The above criticism aside, the Dubai Court of First Instance’s ruling also arguably runs counter to the position taken by the UAE Federal Supreme Court when seized by Meydan of the purported jurisdictional conflict between the onshore Dubai and the offshore DIFC courts in the same matter (see Petition No. 2 of 2015, ruling of the UAE Federal Supreme Court of 23rd December 2015 (Jurisdictional Challenge)) prior to the establishment of the JT. By virtue of its powers under Arts 33(9) and (10) and 60 of UAE Federal Law No. (10) of 1973 concerning the Federal Supreme Court, vesting the Federal Supreme Court with exclusive jurisdiction to determine, inter alia, positive and negative conflicts of jurisdiction between local judicial bodies within the same Emirate, the Federal Supreme Court denied that there was a positive conflict of jurisdiction between the offshore DIFC and the onshore Dubai courts in the matter before it. The Federal Supreme Court’s conclusion was based on the fact that the proceedings before the DIFC Courts had already completed and the DIFC Courts had issued an order for recognition and enforcement before the commencement of the challenge proceedings in the onshore Dubai courts (see Commercial Action No. 2127-2014, application for setting aside the subject DIAC award). In a sense, the Federal Supreme Court’s approach confirms the first-seized rule, which I have proposed in previous blogs as a conceptual basis for a principled solution to the present jurisdictional stand-off between the onshore Dubai and offshore DIFC Courts.

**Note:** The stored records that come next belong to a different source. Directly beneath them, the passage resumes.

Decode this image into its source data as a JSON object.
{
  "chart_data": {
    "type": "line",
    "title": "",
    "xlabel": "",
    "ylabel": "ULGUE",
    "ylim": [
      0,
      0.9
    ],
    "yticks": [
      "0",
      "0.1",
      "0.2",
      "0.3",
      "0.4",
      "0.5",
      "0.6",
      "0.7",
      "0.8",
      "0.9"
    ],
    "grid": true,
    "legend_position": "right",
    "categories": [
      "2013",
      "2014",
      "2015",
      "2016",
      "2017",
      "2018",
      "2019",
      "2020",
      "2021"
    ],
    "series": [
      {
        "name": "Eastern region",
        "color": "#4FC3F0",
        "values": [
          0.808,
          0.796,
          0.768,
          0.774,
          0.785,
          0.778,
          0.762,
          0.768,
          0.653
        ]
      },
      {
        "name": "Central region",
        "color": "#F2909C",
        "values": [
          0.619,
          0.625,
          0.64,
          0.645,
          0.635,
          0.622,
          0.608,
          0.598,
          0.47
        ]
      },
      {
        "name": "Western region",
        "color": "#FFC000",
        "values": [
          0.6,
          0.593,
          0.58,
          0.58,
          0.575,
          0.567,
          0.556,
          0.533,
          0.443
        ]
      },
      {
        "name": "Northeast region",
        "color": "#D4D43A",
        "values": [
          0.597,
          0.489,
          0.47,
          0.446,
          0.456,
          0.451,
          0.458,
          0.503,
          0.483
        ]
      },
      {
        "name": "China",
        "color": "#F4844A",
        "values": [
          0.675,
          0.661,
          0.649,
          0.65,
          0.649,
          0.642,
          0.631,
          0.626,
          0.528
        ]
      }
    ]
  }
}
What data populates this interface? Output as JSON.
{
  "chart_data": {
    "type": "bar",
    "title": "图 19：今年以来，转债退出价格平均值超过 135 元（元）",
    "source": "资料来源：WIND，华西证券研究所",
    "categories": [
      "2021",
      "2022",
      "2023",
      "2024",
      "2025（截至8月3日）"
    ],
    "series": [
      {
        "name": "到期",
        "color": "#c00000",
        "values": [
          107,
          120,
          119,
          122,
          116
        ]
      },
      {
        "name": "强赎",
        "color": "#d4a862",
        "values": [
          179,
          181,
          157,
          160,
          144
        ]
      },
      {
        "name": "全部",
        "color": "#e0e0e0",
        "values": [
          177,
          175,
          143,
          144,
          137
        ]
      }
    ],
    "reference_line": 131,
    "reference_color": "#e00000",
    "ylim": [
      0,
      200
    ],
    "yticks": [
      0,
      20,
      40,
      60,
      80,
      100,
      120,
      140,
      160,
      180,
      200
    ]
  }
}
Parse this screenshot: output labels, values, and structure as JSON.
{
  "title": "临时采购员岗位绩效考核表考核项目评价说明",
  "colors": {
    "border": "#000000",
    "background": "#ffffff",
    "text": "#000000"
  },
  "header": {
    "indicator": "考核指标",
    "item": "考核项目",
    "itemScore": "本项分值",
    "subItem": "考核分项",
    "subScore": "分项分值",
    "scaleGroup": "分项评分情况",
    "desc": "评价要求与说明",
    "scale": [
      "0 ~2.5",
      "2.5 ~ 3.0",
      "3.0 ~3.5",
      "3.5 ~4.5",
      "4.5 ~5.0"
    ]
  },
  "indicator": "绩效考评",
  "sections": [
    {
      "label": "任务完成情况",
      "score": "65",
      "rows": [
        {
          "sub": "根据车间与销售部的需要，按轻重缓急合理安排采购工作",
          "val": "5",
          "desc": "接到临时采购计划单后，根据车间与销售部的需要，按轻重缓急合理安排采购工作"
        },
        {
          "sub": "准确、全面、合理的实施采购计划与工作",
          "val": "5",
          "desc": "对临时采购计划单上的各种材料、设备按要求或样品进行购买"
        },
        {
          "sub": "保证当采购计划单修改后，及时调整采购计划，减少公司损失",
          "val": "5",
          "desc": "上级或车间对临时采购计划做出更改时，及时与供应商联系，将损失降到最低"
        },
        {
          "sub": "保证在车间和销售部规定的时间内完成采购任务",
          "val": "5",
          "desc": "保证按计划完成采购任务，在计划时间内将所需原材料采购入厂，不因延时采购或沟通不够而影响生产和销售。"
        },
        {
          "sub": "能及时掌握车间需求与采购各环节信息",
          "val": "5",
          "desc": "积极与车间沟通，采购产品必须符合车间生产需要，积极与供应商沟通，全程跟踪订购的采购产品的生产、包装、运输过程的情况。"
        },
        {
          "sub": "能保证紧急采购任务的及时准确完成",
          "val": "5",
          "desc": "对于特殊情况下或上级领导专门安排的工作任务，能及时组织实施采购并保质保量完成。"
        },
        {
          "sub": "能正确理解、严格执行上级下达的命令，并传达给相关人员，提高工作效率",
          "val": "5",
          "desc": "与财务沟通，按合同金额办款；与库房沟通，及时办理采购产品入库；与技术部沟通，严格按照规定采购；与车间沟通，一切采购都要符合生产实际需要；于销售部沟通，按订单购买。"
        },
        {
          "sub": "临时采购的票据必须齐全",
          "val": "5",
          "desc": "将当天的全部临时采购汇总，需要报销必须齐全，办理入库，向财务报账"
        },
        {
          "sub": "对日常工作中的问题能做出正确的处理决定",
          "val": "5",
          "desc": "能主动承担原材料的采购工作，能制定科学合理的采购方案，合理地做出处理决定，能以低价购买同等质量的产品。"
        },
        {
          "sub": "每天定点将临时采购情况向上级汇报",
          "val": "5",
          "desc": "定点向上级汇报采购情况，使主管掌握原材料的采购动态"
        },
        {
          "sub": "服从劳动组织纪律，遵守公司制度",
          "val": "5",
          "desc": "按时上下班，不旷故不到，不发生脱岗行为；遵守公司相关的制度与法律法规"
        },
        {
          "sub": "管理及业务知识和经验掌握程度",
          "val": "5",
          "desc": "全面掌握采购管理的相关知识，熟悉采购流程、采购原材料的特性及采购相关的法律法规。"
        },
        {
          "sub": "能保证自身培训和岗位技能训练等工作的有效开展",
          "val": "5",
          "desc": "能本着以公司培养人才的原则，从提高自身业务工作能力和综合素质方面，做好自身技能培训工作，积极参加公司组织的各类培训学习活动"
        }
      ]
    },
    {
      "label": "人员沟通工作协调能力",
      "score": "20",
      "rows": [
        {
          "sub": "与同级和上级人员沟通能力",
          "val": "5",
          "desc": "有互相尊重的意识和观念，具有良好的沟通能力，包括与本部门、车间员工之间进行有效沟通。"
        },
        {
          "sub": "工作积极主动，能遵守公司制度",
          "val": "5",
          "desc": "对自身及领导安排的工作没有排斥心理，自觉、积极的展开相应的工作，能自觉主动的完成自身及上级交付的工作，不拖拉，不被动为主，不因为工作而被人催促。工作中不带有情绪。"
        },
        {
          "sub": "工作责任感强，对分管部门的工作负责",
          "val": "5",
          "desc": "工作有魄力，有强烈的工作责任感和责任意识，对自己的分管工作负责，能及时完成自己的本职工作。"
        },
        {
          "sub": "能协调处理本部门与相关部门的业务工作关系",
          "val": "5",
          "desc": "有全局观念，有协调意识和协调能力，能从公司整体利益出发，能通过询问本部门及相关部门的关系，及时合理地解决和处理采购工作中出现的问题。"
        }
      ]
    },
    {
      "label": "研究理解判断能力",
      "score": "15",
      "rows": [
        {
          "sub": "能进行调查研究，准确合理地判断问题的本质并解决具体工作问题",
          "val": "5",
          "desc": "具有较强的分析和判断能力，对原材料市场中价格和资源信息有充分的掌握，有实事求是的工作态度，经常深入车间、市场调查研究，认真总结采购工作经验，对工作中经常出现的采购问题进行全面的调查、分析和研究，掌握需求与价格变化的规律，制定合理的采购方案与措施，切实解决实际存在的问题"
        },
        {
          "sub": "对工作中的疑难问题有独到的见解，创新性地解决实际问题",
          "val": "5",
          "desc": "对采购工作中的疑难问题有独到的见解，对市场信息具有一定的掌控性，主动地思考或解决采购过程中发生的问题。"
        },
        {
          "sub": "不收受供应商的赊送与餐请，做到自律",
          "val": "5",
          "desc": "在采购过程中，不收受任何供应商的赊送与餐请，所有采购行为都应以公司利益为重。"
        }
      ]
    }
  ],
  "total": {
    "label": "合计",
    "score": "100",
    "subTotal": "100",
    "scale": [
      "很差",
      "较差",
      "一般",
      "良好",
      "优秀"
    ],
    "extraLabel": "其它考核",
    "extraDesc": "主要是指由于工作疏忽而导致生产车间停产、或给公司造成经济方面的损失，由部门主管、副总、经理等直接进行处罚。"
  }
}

That said, the Dubai Court of First Instance (short of its recent ruling being understood as a declaration of war on the jurisdiction of the DIFC Courts) is clearly on the attack. It is to be hoped that on appeal, the Court of Appeal and the Dubai Court of Cassation will fend off the Dubai Court of First Instance, overturn its recent ruling and put the relationship between the onshore Dubai and the offshore DIFC Courts back into balance.